Um die Schuld zu tilgen, muss Windreich noch einiges leisten: Laidlaw erwartet, dass die Mannschaft des schwäbischen Ingenieurs den Windpark nun tatsächlich entwickelt, was eigentlich das Kerngeschäft von Windreich ist. Nach einem lukrativen Auftrag hört sich das allerdings nicht an, wie sich beispielsweise anhand von Formulierungen zur Reisekostenerstattung ablesen lässt: "Erstattungsfähig sind bei Flugreisen grundsätzlich Linienflüge der Economy-Klasse." Außerdem legt der Investor eine gewisse Grundskepsis an den Tag: "Mindestens monatlich, jedoch stets mit der jeweils gebotenen zeitlichen Nähe", solle "über alle relevanten Aspekte des Projekts schriftlich" berichtet werden, so auch über die bestehende Liquidität, Liquiditätsplanung, Guthabenbestände und Kontoumsätze.

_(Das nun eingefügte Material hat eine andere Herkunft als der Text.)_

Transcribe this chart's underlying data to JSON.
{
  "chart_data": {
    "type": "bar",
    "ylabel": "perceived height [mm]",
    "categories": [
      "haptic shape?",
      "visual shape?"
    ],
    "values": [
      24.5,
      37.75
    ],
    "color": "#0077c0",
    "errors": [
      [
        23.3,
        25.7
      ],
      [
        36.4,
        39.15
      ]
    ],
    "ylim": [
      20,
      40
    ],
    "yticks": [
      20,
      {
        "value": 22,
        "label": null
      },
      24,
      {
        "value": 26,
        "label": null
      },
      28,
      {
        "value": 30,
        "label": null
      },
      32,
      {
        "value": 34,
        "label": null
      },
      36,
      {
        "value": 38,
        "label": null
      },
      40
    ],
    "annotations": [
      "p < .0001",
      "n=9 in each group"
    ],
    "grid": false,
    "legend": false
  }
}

Unbeirrt bleibt Balz bei seiner Darstellung, dass sich daraus "schon in der Summe" dreistellige Millionenerlöse errechnen könnten. Dabei verweist er auf die "Upside-Regelungen", die zwischen beiden Parteien vereinbart wurden: Sollte danach der Lord mit dem Weiterverkauf des Windparks eines Tages den großen Reibach machen, könnte Windreich davon profitieren, erklärt er gegenüber dieser Zeitung und liefert eine Tabelle zur möglichen Überschussverteilung. Wer allerdings im Vertrag zwischen Laidlaw und Windreich nachvollziehen will, was vom Erlös erst einmal alles abgezogen wird und dass dann sämtliche Investitionen des Lords, verzinst mit 20 Prozent jährlich, gegengerechnet werden, ahnt, dass der dreistellige Erlös kaum mehr ist als ein Hoffnungswert.

Eine Sorge weniger immerhin hat Willi Balz. Denn es ist tatsächlich auch etwas Geld geflossen bei diesem großartig angepriesenen "Verkauf": 15 Millionen Euro wurden im Zuge des Geschäfts an die Mittelstandsbank IKB überwiesen, die noch ein Pfandrecht auf das Projekt Deutsche Bucht hatte. "Ja", schreibt Balz auf eine entsprechende Frage: "Wir haben aktuell bei der IKB keinerlei Kredite mehr stehen, und das ist gut so."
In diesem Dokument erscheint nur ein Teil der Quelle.